Tue, 07/13/2010 - 21:53 — tallen
Only one enemy is worse than despair: indifference. In every area of human creativity, indifference is the enemy; indifference of evil is worse than evil, because it is also sterile.
--Eliezer Wiesel (born September 30, 1928)
P.984 - §5 (89:10.2) Sin must be redefined as deliberate disloyalty to Deity. There are degrees of disloyalty: the partial loyalty of indecision; the divided loyalty of confliction; the dying loyalty of indifference; and the death of loyalty exhibited in devotion to godless ideals.

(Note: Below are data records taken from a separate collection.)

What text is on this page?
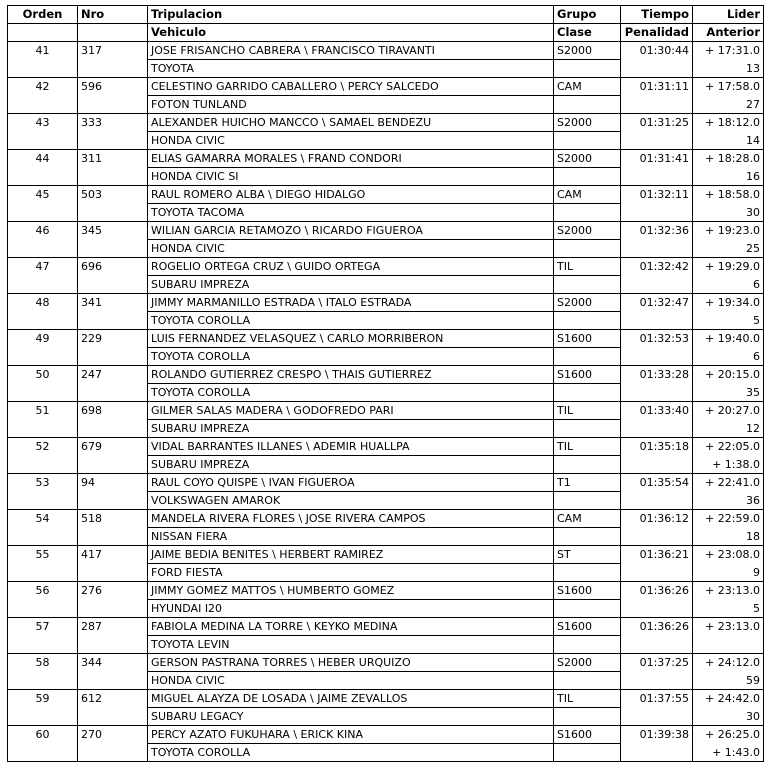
Orden	Nro	Tripulacion	Grupo	Tiempo	Lider
		Vehiculo	Clase	Penalidad	Anterior
41	317	JOSE FRISANCHO CABRERA \ FRANCISCO TIRAVANTI	S2000	01:30:44	+ 17:31.0
		TOYOTA			13
42	596	CELESTINO GARRIDO CABALLERO \ PERCY SALCEDO	CAM	01:31:11	+ 17:58.0
		FOTON TUNLAND			27
43	333	ALEXANDER HUICHO MANCCO \ SAMAEL BENDEZU	S2000	01:31:25	+ 18:12.0
		HONDA CIVIC			14
44	311	ELIAS GAMARRA MORALES \ FRAND CONDORI	S2000	01:31:41	+ 18:28.0
		HONDA CIVIC SI			16
45	503	RAUL ROMERO ALBA \ DIEGO HIDALGO	CAM	01:32:11	+ 18:58.0
		TOYOTA TACOMA			30
46	345	WILIAN GARCIA RETAMOZO \ RICARDO FIGUEROA	S2000	01:32:36	+ 19:23.0
		HONDA CIVIC			25
47	696	ROGELIO ORTEGA CRUZ \ GUIDO ORTEGA	TIL	01:32:42	+ 19:29.0
		SUBARU IMPREZA			6
48	341	JIMMY MARMANILLO ESTRADA \ ITALO ESTRADA	S2000	01:32:47	+ 19:34.0
		TOYOTA COROLLA			5
49	229	LUIS FERNANDEZ VELASQUEZ \ CARLO MORRIBERON	S1600	01:32:53	+ 19:40.0
		TOYOTA COROLLA			6
50	247	ROLANDO GUTIERREZ CRESPO \ THAIS GUTIERREZ	S1600	01:33:28	+ 20:15.0
		TOYOTA COROLLA			35
51	698	GILMER SALAS MADERA \ GODOFREDO PARI	TIL	01:33:40	+ 20:27.0
		SUBARU IMPREZA			12
52	679	VIDAL BARRANTES ILLANES \ ADEMIR HUALLPA	TIL	01:35:18	+ 22:05.0
		SUBARU IMPREZA			+ 1:38.0
53	94	RAUL COYO QUISPE \ IVAN FIGUEROA	T1	01:35:54	+ 22:41.0
		VOLKSWAGEN AMAROK			36
54	518	MANDELA RIVERA FLORES \ JOSE RIVERA CAMPOS	CAM	01:36:12	+ 22:59.0
		NISSAN FIERA			18
55	417	JAIME BEDIA BENITES \ HERBERT RAMIREZ	ST	01:36:21	+ 23:08.0
		FORD FIESTA			9
56	276	JIMMY GOMEZ MATTOS \ HUMBERTO GOMEZ	S1600	01:36:26	+ 23:13.0
		HYUNDAI I20			5
57	287	FABIOLA MEDINA LA TORRE \ KEYKO MEDINA	S1600	01:36:26	+ 23:13.0
		TOYOTA LEVIN			
58	344	GERSON PASTRANA TORRES \ HEBER URQUIZO	S2000	01:37:25	+ 24:12.0
		HONDA CIVIC			59
59	612	MIGUEL ALAYZA DE LOSADA \ JAIME ZEVALLOS	TIL	01:37:55	+ 24:42.0
		SUBARU LEGACY			30
60	270	PERCY AZATO FUKUHARA \ ERICK KINA	S1600	01:39:38	+ 26:25.0
		TOYOTA COROLLA			+ 1:43.0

Eliezer "Elie" Wiesel is a writer, professor at Boston University, political activist, Nobel Laureate and Holocaust survivor. He is the author of 57 books, the best known of which is Night, a work based on his experiences as a prisoner in the Auschwitz and Buchenwald concentration camps. His diverse range of other writings offer powerful and poetic contributions to literature, theology, and his own articulation of Jewish spirituality today.

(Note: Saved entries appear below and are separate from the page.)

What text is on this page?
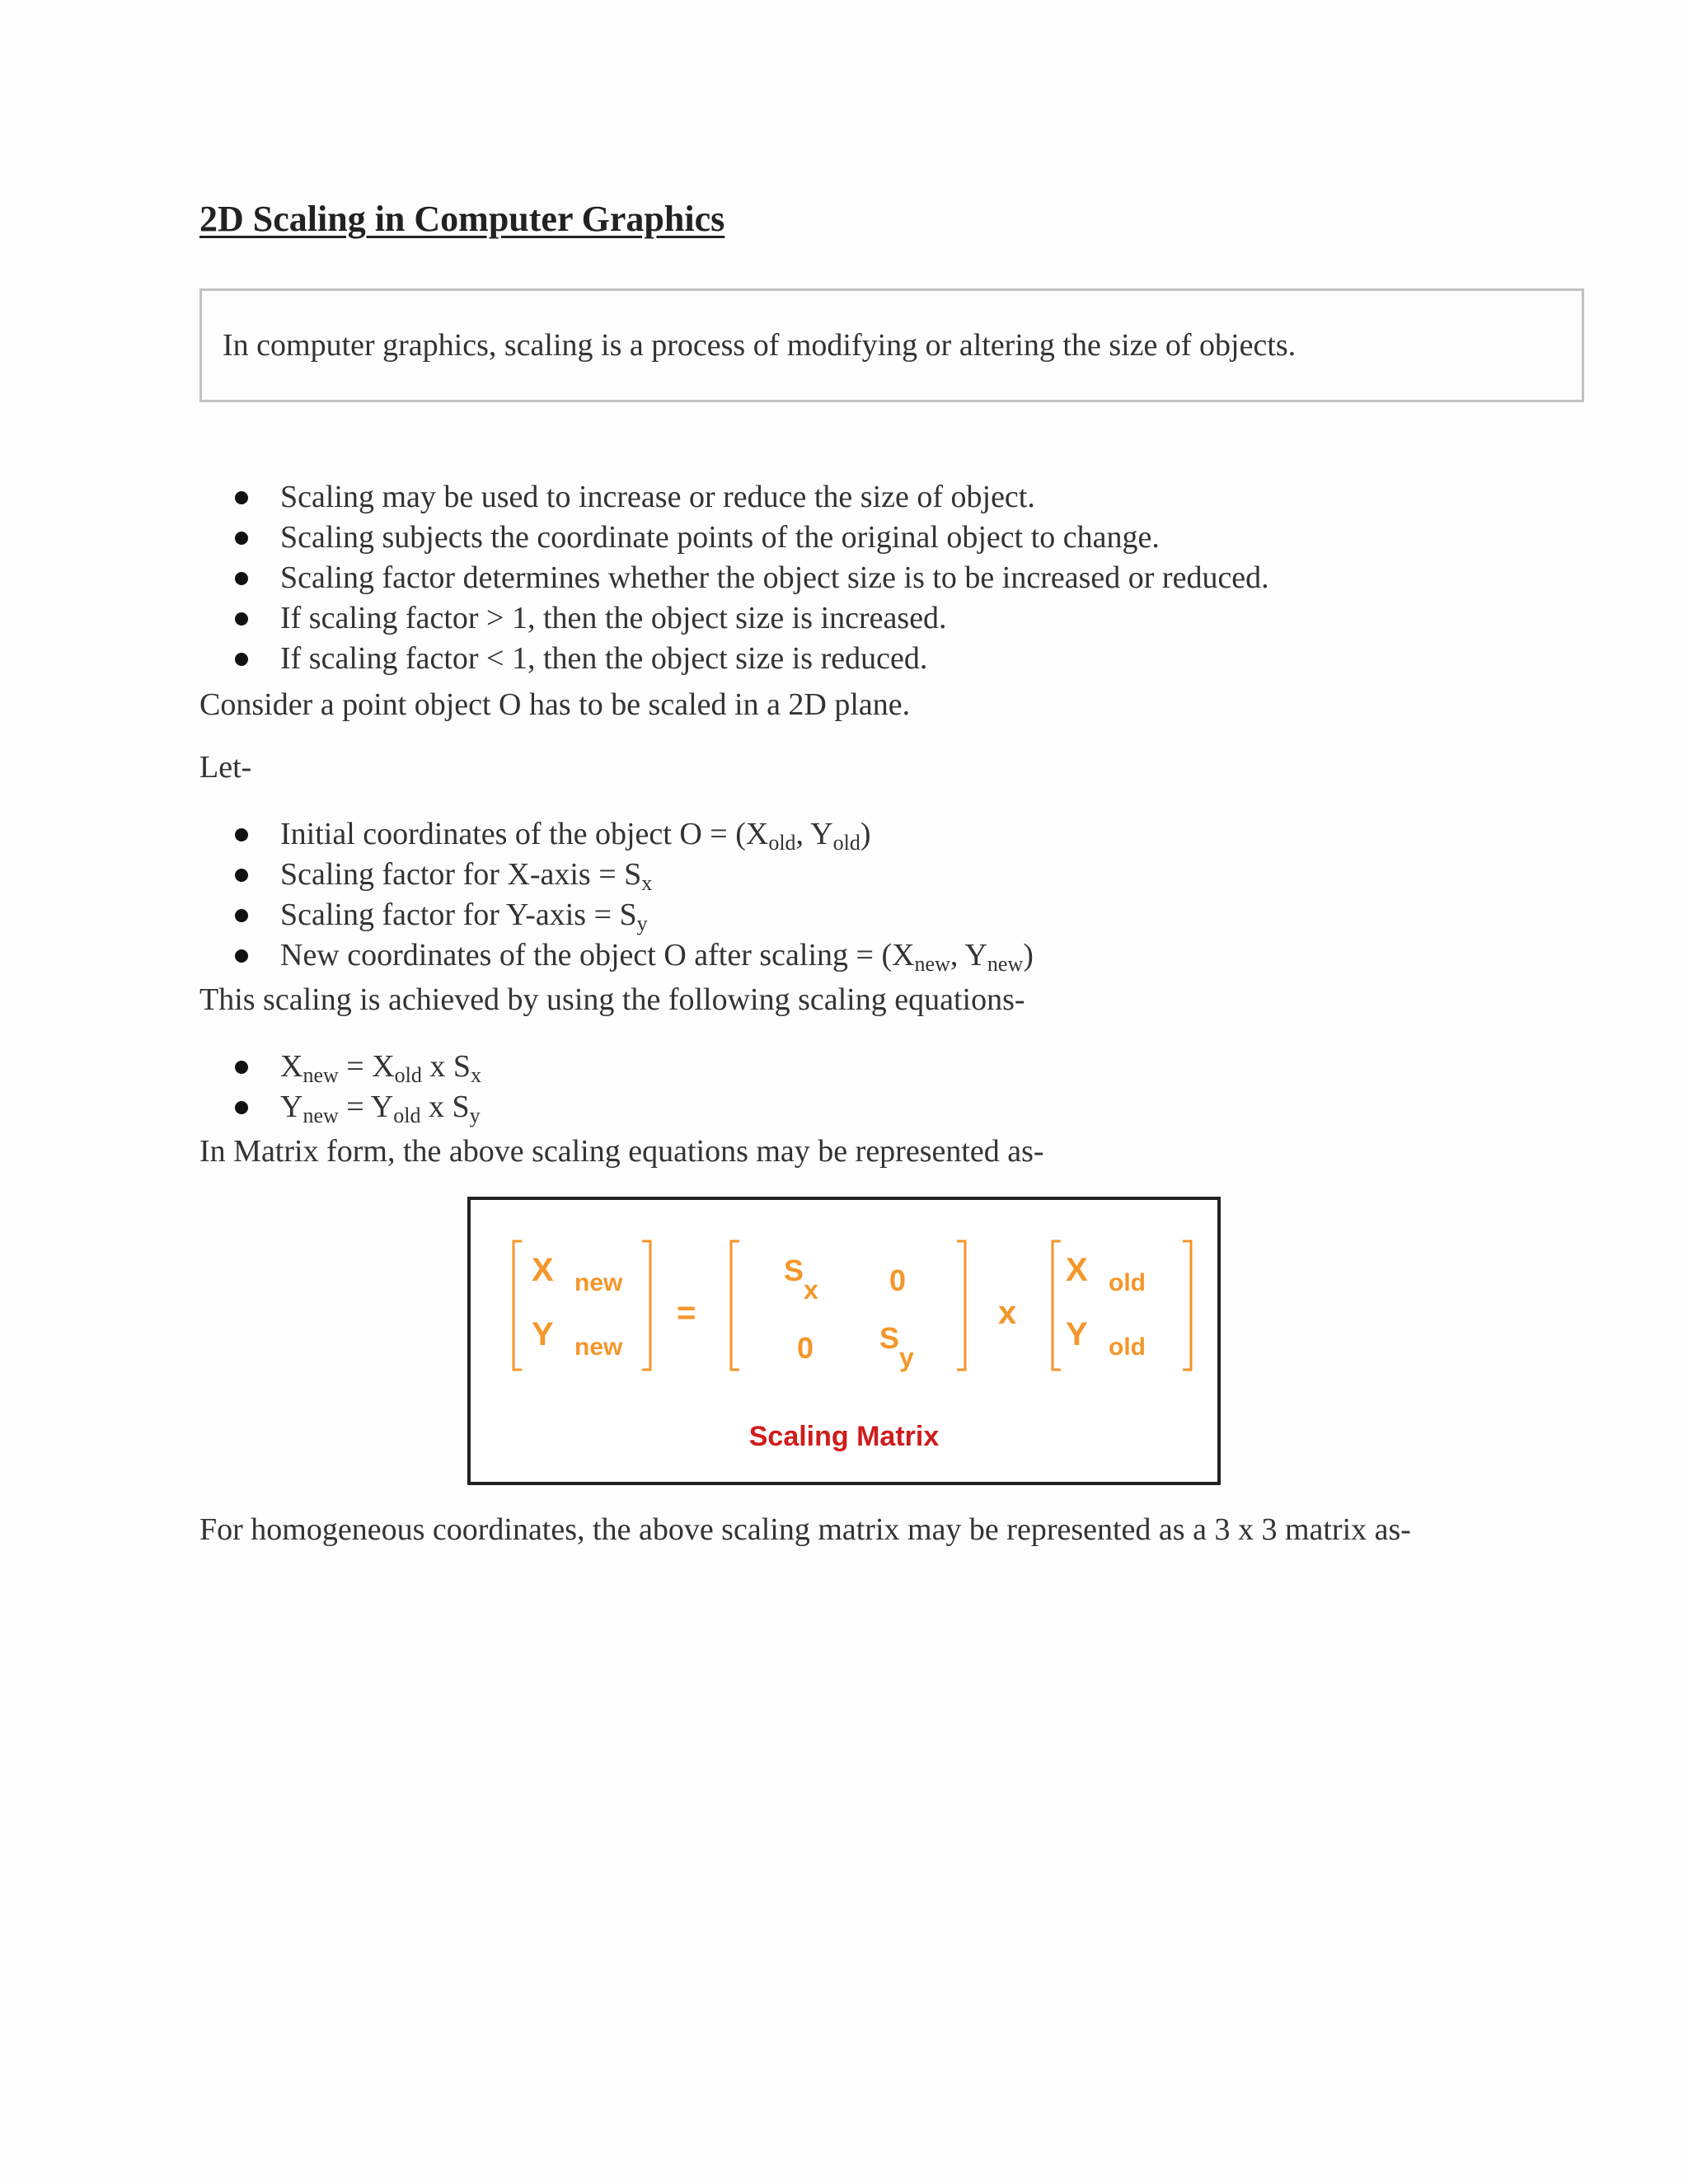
2D Scaling in Computer Graphics
In computer graphics, scaling is a process of modifying or altering the size of objects.
Scaling may be used to increase or reduce the size of object.
Scaling subjects the coordinate points of the original object to change.
Scaling factor determines whether the object size is to be increased or reduced.
If scaling factor > 1, then the object size is increased.
If scaling factor < 1, then the object size is reduced.

Consider a point object O has to be scaled in a 2D plane.

Let-

Initial coordinates of the object $O = (X_{old}$, $Y_{old}$)
Scaling factor for X-axis = $S_x$
Scaling factor for Y-axis = $S_y$
New coordinates of the object O after scaling = ($X_{new}$, $Y_{new}$)

This scaling is achieved by using the following scaling equations-

$X_{new} = X_{old}$ x $S_x$
$Y_{new} = Y_{old}$ x $S_y$

In Matrix form, the above scaling equations may be represented as-

X new
Y new
=
S
x 0
0 S
y
x
X old
Y old
Scaling Matrix

For homogeneous coordinates, the above scaling matrix may be represented as a 3 x 3 matrix as-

When Wiesel was awarded the Nobel Peace Prize in 1986, the Norwegian Nobel Committee called him a "messenger to mankind", noting that through his struggle to come to terms with "his own personal experience of total humiliation and of the utter contempt for humanity shown in Hitler's death camps", as well as his "practical work in the cause of peace", Wiesel had delivered a powerful message "of peace, atonement and human dignity" to humanity.